The implications are significant. Advertising opens up a much larger user base, enabling platforms to monetise viewers who would otherwise remain outside the subscription ecosystem.
As monetisation models evolve, so does content strategy.
Advertiser-friendly formats—particularly reality shows and non-fiction programming—are gaining traction. These formats allow for brand integrations, sponsorships, and repeat engagement, making them more commercially attractive than high-cost scripted series.
“Formats that are more advertiser-friendly will have an advantage,” Kapoor notes.
At the same time, data suggests that theatrical films are outperforming original web series on OTT in terms of reach. Films arrive on platforms with built-in awareness, reducing marketing costs and increasing viewership potential.
“A lot more content is being watched for films that were released in theatres. Web series audiences are more selective,” he explains.
Kapoor adds that the emergence of independent measurement tools such as Ormax StreamView is helping provide a clearer, comparable view of what audiences are watching across OTT platforms, particularly for advertisers and industry stakeholders.
This has reinforced the importance of the theatrical-to-OTT pipeline as a key driver of engagement.
No discussion of OTT economics in India is complete without acknowledging the outsized role of cricket.
Kapoor highlights that weekly OTT viewership for cricket can reach 150–200 million, compared to 10–15 million for even the biggest films or series.
This disparity underscores why live sports rights remain among the most valuable assets for streaming platforms. They deliver mass audiences, drive user acquisition, and attract high-value advertising.
In many ways, cricket has become the anchor of OTT monetisation, much like prime-time programming once was for television.
The shift to profitability is also visible in how deals are being structured across the industry.
OTT platforms are becoming more selective and disciplined in their investments. Instead of paying large upfront fees, they are increasingly linking payouts to box office performance and insisting on theatrical releases before streaming.
“Platforms have become more savvy, deals are more performance-linked,” Kapoor says.
Windowing norms have also stabilised, with an eight-week gap between theatrical and OTT releases becoming the standard. These changes are helping align incentives across stakeholders while reducing financial risk.
As the industry transitions into its next phase, the focus will be on balancing scale with sustainability.

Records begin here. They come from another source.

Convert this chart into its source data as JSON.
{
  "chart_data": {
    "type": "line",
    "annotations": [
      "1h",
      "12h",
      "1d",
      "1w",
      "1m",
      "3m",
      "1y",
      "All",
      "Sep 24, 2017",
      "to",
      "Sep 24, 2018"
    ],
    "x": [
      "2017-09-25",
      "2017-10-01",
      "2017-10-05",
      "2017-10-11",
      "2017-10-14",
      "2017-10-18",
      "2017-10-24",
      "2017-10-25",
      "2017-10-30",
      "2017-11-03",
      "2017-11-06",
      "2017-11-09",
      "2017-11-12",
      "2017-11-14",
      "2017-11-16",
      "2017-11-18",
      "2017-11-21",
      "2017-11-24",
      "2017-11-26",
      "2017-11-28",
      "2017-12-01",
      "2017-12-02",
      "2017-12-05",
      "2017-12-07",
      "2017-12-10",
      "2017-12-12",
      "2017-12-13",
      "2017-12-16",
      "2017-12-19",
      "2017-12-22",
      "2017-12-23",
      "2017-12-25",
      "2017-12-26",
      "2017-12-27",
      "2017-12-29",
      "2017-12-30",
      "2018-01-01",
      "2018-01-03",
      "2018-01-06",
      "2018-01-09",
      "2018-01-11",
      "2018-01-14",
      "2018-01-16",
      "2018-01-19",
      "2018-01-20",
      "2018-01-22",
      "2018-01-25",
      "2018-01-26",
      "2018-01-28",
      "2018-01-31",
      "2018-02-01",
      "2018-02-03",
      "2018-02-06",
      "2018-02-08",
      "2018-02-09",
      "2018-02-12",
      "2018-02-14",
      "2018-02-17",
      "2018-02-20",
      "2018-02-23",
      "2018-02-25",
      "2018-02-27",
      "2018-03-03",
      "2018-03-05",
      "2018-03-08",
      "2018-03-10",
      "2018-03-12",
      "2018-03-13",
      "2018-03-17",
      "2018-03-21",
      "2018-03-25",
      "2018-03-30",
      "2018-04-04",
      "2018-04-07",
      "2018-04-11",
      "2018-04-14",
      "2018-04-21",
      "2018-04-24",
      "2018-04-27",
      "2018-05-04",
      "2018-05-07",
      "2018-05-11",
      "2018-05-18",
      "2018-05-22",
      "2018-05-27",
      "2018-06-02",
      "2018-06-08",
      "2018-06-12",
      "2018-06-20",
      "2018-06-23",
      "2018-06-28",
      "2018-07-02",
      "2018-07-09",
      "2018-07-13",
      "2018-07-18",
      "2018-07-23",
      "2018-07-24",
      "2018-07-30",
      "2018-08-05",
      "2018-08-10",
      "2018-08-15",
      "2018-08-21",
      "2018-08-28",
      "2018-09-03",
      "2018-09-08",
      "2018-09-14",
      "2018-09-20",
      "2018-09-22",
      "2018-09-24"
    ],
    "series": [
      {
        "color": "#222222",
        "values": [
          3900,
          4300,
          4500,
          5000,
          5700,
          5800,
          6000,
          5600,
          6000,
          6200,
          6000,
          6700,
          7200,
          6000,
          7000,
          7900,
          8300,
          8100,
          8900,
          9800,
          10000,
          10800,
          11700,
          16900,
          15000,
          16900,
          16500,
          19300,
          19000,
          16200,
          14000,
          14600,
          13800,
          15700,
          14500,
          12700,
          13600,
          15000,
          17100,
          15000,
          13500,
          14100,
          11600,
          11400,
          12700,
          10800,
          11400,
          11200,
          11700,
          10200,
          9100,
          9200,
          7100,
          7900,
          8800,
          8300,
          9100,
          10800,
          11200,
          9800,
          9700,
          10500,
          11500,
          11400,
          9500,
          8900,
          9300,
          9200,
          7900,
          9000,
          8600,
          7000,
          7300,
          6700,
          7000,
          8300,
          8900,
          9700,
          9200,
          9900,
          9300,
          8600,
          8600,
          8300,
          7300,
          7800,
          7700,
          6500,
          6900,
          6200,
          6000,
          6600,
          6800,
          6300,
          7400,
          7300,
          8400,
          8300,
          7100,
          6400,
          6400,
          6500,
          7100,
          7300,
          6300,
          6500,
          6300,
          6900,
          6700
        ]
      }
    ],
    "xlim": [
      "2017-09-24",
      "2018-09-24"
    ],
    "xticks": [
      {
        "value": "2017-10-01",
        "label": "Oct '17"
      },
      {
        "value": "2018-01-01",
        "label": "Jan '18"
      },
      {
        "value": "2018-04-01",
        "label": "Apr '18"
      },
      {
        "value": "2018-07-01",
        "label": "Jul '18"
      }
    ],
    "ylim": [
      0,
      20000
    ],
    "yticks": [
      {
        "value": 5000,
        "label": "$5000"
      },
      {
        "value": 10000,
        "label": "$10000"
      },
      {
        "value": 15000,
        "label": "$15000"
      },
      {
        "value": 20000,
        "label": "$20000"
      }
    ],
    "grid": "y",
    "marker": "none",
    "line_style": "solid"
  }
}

Advertising-led growth, hybrid monetisation models, and data-driven content decisions are expected to define the future. At the same time, traditional television’s gradual decline is pushing more advertising budgets toward digital platforms, intensifying competition within the OTT space.
For Kapoor, the direction is clear: the OTT business in India is maturing.
The race is no longer about who can acquire the most subscribers, but about who can monetise audiences most effectively—and build a business that lasts.